La Blogothèque

Un lapin et des cousins

Lisa m’entraîne par le bras et me dit : « Dépêche-toi, Lapin Machin va commencer, mon frère les adore, ils jouent souvent aux open-mic le dimanche soir au Pop’in »… Le groupe est déjà sur la petite scène du Kitch’up, avenue de Clichy, et si je n’avais pas su qu’ils étaient parisiens, j’aurais très bien pu croire que Prewar Yardsale, pour lesquels ils ouvraient, les avaient ramenés de New-York dans leurs valises. Ils ont l’air très jeunes, chantent à tue-tête des refrains débiles comme We’re On Holidays And We Want To Go Away ou My Parents Died Last Night and Now I Feel Alright et s’accompagnent avec une batterie en carton.

Ils ressemblent à des cousins des Moldy Peaches, les déguisements en moins. Dans le genre hirsute et débonnaire, ils sont parfaits. Leur Cd est emballé dans un boîtier cartonné rafistolé au gros scotch, la typo inscrite au feutre imite celle de Metallica, et il y a au moins deux tubes dessus (et une petite vidéo tournée à la maison). Son écoute est profondément additive et donne furieusement envie d’aller brailler avec eux le 29 juin à Mains d’Oeuvre dans le cadre du Mo’Fo. Ils n’existeront peut-être plus dans six mois, n’ont sans doute pas de quoi remplir un album, et s’en foutent certainement. Et ça leur va à merveille.

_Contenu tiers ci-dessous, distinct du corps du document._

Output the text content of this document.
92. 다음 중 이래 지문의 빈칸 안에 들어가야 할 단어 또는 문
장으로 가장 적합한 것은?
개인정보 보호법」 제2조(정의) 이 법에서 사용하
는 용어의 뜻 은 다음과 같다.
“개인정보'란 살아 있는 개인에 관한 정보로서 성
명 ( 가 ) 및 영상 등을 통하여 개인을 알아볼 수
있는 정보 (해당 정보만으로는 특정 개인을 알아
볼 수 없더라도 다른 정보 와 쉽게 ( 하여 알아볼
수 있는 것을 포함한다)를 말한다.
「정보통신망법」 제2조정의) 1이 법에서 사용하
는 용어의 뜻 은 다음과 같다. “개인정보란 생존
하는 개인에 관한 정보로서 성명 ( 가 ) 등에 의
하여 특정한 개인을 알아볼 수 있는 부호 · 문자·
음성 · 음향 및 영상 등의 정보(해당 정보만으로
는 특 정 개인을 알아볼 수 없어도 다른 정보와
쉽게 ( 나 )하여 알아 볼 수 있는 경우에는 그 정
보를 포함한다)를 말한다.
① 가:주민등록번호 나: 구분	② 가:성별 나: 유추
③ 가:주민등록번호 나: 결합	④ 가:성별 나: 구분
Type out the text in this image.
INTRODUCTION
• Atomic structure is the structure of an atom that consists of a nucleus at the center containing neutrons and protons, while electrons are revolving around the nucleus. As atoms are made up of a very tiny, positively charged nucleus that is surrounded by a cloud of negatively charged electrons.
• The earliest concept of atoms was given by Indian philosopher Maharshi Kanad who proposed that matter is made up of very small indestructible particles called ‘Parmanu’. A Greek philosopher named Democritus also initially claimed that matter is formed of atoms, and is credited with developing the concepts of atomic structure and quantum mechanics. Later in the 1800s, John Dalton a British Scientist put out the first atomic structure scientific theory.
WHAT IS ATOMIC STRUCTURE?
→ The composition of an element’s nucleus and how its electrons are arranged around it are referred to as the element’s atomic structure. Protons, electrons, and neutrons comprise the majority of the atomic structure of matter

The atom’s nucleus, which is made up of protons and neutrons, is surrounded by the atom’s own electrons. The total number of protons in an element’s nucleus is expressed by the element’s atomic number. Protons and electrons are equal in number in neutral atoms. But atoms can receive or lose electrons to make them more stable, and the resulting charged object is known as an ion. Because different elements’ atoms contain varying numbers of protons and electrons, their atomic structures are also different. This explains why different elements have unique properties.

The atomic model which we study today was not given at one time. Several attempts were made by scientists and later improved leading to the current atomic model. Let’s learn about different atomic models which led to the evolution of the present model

Le lendemain, j’achète un autre CD-R dans une pochette photocopiée : c’est The Dirty Cousins Croixplosion Victim Of Its Success , la deuxième livraison d’un duo rennais anonyme, accompagné d’un booklet explicatif du concept. Deux grands malades passent à la moulinette des classiques du rock (18 au total): What Do I Get , London Calling , Teenage Kicks , mais aussi des titres moins connus de Beck, Daniel Johnston ou de The Fall. C’est cradingue et iconoclaste, ça sent la Converse fatiguée et la bière bouteille, et pourtant l’essentiel est là. Encouragé par le micro-succès d’un premier volume distribué à l’échelon régional, ils remettent ça dans le bordel et la bonne humeur, avec toujours autant de goût dans leurs choix que de saturation dans leur réinterprétation. Une petite bande dessinée, réalisée par un des cousins très influencé par l’Association (qui propose l’objet sur son catalogue de VPC) , fait office de making-of : on y découvre que leur son « cradingue et bricolé » est « largement accidentel » (ah bon ?). Les Dirty Cousins, comme Lapin Machin, dessinent des moustaches sur les photos de leurs idoles et leur font les dents en noir, mais ils ont compris que ne pas chercher à les copier est certainement la meilleure façon de leur rendre hommage.

Les Dirty Cousins seront Mercredi 7 juin au Bar le Nozdei (Rennes) à 21h30 dans le cadre du festival Périscopages 2006. Gratuit.